What was new, however, was New Delhi’s new-found aggression in taking on China. It immediately decided to support Hanoi’s claims. By accepting the Vietnamese invitation to explore oil and gas in Blocks 127 and 128, India’s state-owned oil company ONGC Videsh Ltd (OVL), not only expressed New Delhi’s desire to deepen its friendship with Vietnam, but ignored China’s warning to stay away. This display of backbone helped India strengthen its relationship with Vietnam.
Hanoi is gradually becoming the linchpin of this eastward move by New Delhi. Hanoi fought a brief war with Beijing in 1979 and has grown wary of the Middle Kingdom’s increasing economic and military weight. That’s why in some quarters of New Delhi, Vietnam is already seen as a counterweight in the same way Pakistan has been for China. If China wants to expand its presence in South Asia and the Indian Ocean region, New Delhi’s thinking goes, India can do the same thing in East Asia. And if China can have a strategic partnership with Pakistan ignoring Indian concerns, India can develop robust ties with states like Vietnam on China’s periphery without giving China a veto on such relationships.

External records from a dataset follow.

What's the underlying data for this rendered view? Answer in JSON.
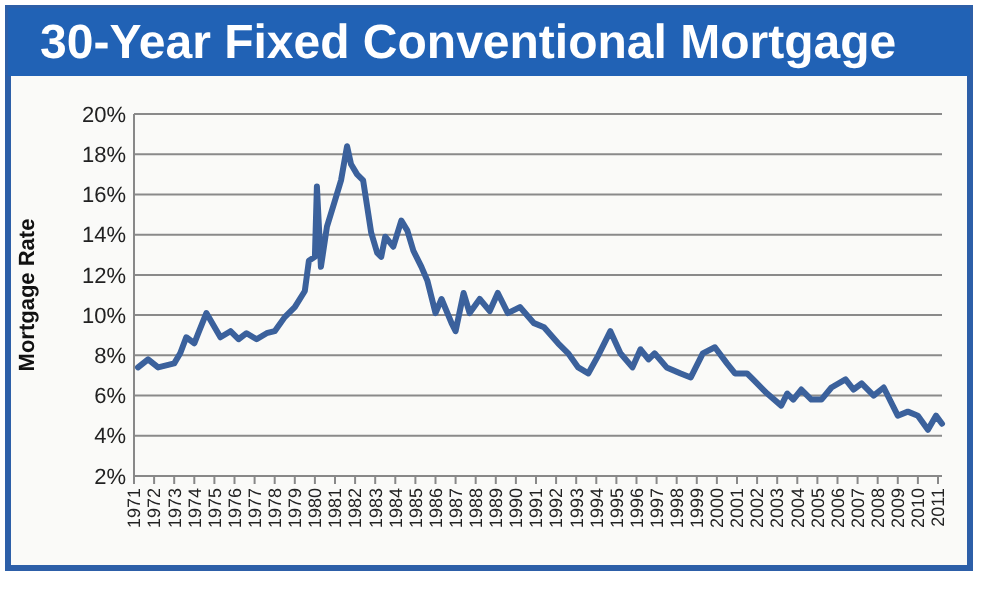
{
  "chart_data": {
    "type": "line",
    "title": "30-Year Fixed Conventional Mortgage",
    "ylabel": "Mortgage Rate",
    "x": [
      1971.2,
      1971.7,
      1972.2,
      1973.0,
      1973.3,
      1973.6,
      1974.0,
      1974.2,
      1974.6,
      1975.3,
      1975.8,
      1976.2,
      1976.6,
      1977.1,
      1977.6,
      1978.0,
      1978.5,
      1979.0,
      1979.5,
      1979.7,
      1980.0,
      1980.1,
      1980.3,
      1980.6,
      1981.0,
      1981.3,
      1981.6,
      1981.8,
      1982.1,
      1982.4,
      1982.8,
      1983.1,
      1983.3,
      1983.5,
      1983.9,
      1984.3,
      1984.6,
      1984.9,
      1985.3,
      1985.6,
      1986.0,
      1986.3,
      1986.8,
      1987.0,
      1987.4,
      1987.7,
      1988.2,
      1988.7,
      1989.1,
      1989.6,
      1990.2,
      1990.9,
      1991.4,
      1992.1,
      1992.6,
      1993.1,
      1993.6,
      1994.1,
      1994.7,
      1995.2,
      1995.8,
      1996.2,
      1996.6,
      1996.9,
      1997.5,
      1998.2,
      1998.7,
      1999.3,
      1999.9,
      2000.5,
      2000.9,
      2001.5,
      2001.8,
      2002.5,
      2003.2,
      2003.5,
      2003.8,
      2004.2,
      2004.7,
      2005.2,
      2005.7,
      2006.4,
      2006.8,
      2007.2,
      2007.8,
      2008.3,
      2009.0,
      2009.5,
      2010.0,
      2010.5,
      2010.9,
      2011.2
    ],
    "series": [
      {
        "color": "#3b619c",
        "values": [
          7.4,
          7.8,
          7.4,
          7.6,
          8.1,
          8.9,
          8.6,
          9.1,
          10.1,
          8.9,
          9.2,
          8.8,
          9.1,
          8.8,
          9.1,
          9.2,
          9.9,
          10.4,
          11.2,
          12.7,
          12.9,
          16.4,
          12.4,
          14.4,
          15.7,
          16.7,
          18.4,
          17.5,
          17.0,
          16.7,
          14.1,
          13.1,
          12.9,
          13.9,
          13.4,
          14.7,
          14.2,
          13.2,
          12.4,
          11.7,
          10.1,
          10.8,
          9.6,
          9.2,
          11.1,
          10.1,
          10.8,
          10.2,
          11.1,
          10.1,
          10.4,
          9.6,
          9.4,
          8.6,
          8.1,
          7.4,
          7.1,
          8.0,
          9.2,
          8.1,
          7.4,
          8.3,
          7.8,
          8.1,
          7.4,
          7.1,
          6.9,
          8.1,
          8.4,
          7.6,
          7.1,
          7.1,
          6.8,
          6.1,
          5.5,
          6.1,
          5.8,
          6.3,
          5.8,
          5.8,
          6.4,
          6.8,
          6.3,
          6.6,
          6.0,
          6.4,
          5.0,
          5.2,
          5.0,
          4.3,
          5.0,
          4.6
        ]
      }
    ],
    "xlim": [
      1971,
      2011.2
    ],
    "xticks": [
      1971,
      1972,
      1973,
      1974,
      1975,
      1976,
      1977,
      1978,
      1979,
      1980,
      1981,
      1982,
      1983,
      1984,
      1985,
      1986,
      1987,
      1988,
      1989,
      1990,
      1991,
      1992,
      1993,
      1994,
      1995,
      1996,
      1997,
      1998,
      1999,
      2000,
      2001,
      2002,
      2003,
      2004,
      2005,
      2006,
      2007,
      2008,
      2009,
      2010,
      2011
    ],
    "ylim": [
      2,
      20
    ],
    "yticks": [
      {
        "value": 2,
        "label": "2%"
      },
      {
        "value": 4,
        "label": "4%"
      },
      {
        "value": 6,
        "label": "6%"
      },
      {
        "value": 8,
        "label": "8%"
      },
      {
        "value": 10,
        "label": "10%"
      },
      {
        "value": 12,
        "label": "12%"
      },
      {
        "value": 14,
        "label": "14%"
      },
      {
        "value": 16,
        "label": "16%"
      },
      {
        "value": 18,
        "label": "18%"
      },
      {
        "value": 20,
        "label": "20%"
      }
    ],
    "grid": "y",
    "marker": "none",
    "line_style": "solid"
  }
}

With its outreach to Hanoi, Delhi seems to ready to challenge Beijing on its own turf. And for the moment at least, this stance is being welcomes by states like Vietnam who fear the growing aggression of China. A more engaged India will also lead to a more stable balance of power in the region. While India may want to downplay the BrahMos connect at this particular point in its engagement with Vietnam, a final decision on this will have to be made soon. The Doklam crisis cannot be the determining variable. India’s decision will have to be based on the nation’s long term foreign and security priorities.